A short luteal phase is a common cause for infertility and early miscarriages. The luteal phase refers to the time period between ovulation and the start of a period. This is usually 2 weeks during which the body secretes progesterone to thicken the uterine lining and prepare it for pregnancy. A short luteal phase usually lasts for less than 10 days. The good news is that infertility caused by a short luteal phase may be treated.
Short Luteal Phase Treatment
The treatment of a short luteal phase depends largely on the factors causing it. This is aimed at helping the endometrial tissue develop properly and keep a period from starting prematurely. Treatment can be categorized as lifestyle changes and medication.

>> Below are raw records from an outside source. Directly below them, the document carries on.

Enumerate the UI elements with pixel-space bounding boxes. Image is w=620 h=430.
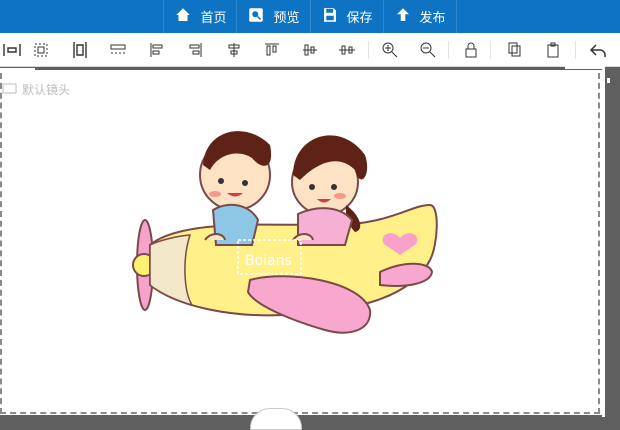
canvas-scroll-margin bbox=[603, 70, 620, 417]
publish-button[interactable]: 发布 bbox=[382, 0, 457, 33]
align-left-icon[interactable] bbox=[147, 40, 167, 60]
home-icon bbox=[174, 6, 192, 28]
align-width-icon[interactable] bbox=[108, 40, 128, 60]
save-label: 保存 bbox=[346, 11, 373, 26]
preview-icon bbox=[247, 6, 265, 28]
preview-button[interactable]: 预览 bbox=[236, 0, 309, 33]
align-middle-icon-1[interactable] bbox=[300, 40, 320, 60]
save-button[interactable]: 保存 bbox=[309, 0, 383, 33]
save-icon bbox=[321, 6, 339, 28]
canvas-scroll-handle[interactable] bbox=[250, 408, 302, 430]
publish-icon bbox=[394, 6, 412, 28]
top-navigation-bar: 首页 预览 保存 发布 bbox=[0, 0, 620, 33]
alignment-toolbar bbox=[0, 33, 620, 67]
home-label: 首页 bbox=[200, 11, 227, 26]
align-middle-icon[interactable] bbox=[337, 40, 357, 60]
undo-icon[interactable] bbox=[588, 40, 608, 60]
preview-label: 预览 bbox=[273, 11, 300, 26]
logo-text: Boians bbox=[245, 253, 292, 269]
align-horizontal-distribute-icon[interactable] bbox=[2, 40, 22, 60]
kids-airplane-illustration[interactable]: Boians bbox=[0, 70, 603, 415]
align-top-icon[interactable] bbox=[262, 40, 282, 60]
editor-canvas[interactable]: 默认镜头 Boians bbox=[0, 70, 603, 415]
align-vertical-distribute-icon[interactable] bbox=[70, 40, 90, 60]
lock-icon[interactable] bbox=[461, 40, 481, 60]
zoom-in-icon[interactable] bbox=[380, 40, 400, 60]
home-button[interactable]: 首页 bbox=[163, 0, 236, 33]
align-right-icon[interactable] bbox=[185, 40, 205, 60]
align-center-box-icon[interactable] bbox=[31, 40, 51, 60]
publish-label: 发布 bbox=[419, 11, 446, 26]
zoom-out-icon[interactable] bbox=[418, 40, 438, 60]
paste-icon[interactable] bbox=[543, 40, 563, 60]
copy-icon[interactable] bbox=[505, 40, 525, 60]
align-center-icon[interactable] bbox=[224, 40, 244, 60]
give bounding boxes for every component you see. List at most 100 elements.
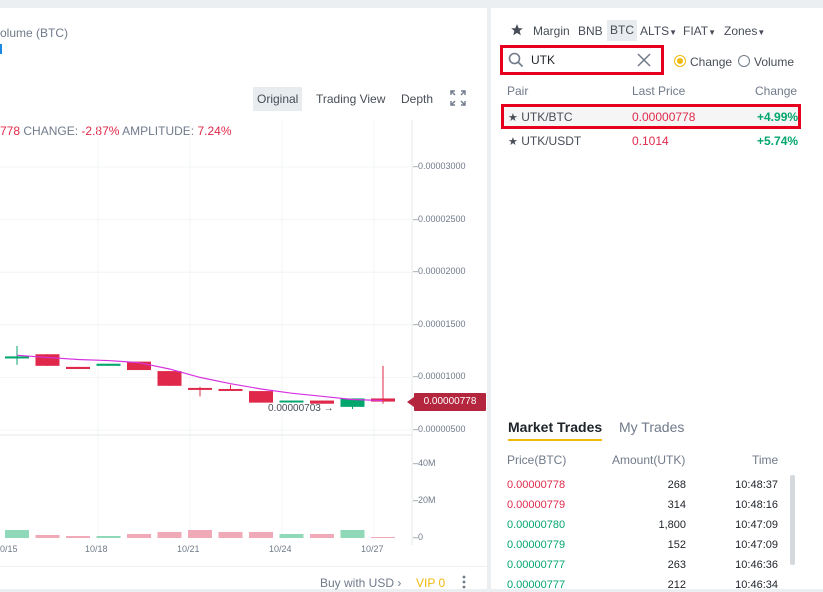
- radio-dot: [677, 58, 683, 64]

A short luteal phase caused by stress, obesity or excessive exercising can be treated with simple lifestyle changes. Avoiding exposure to stress and meditation can be very helpful in treating a short luteal phase caused by stress. Similarly, weight management through a nutritious diet and regular exercise can help treat a short luteal phase caused by obesity. On the other hand, excessive exercise should also be avoided as it can trigger a short luteal phase and infertility.
Medication is usually prescribed only in cases where a woman with a short luteal phase wants to become pregnant. Progesterone pills, injection or suppositories may be administered after ovulation to aid in the development of endometrial lining. Other medication prescribed to treat short luteal phase includes:
- Clomiphene citrate (Clomid): This triggers the development of follicles in the ovary so as to release more eggs
- Human Chorionic Gonadotropin (hCG):This helps secrete progesterone and can also help trigger ovulation
When it comes to treating a short luteal phase, no one treatment is effective for all women. Thus, treatment must be customized to every case.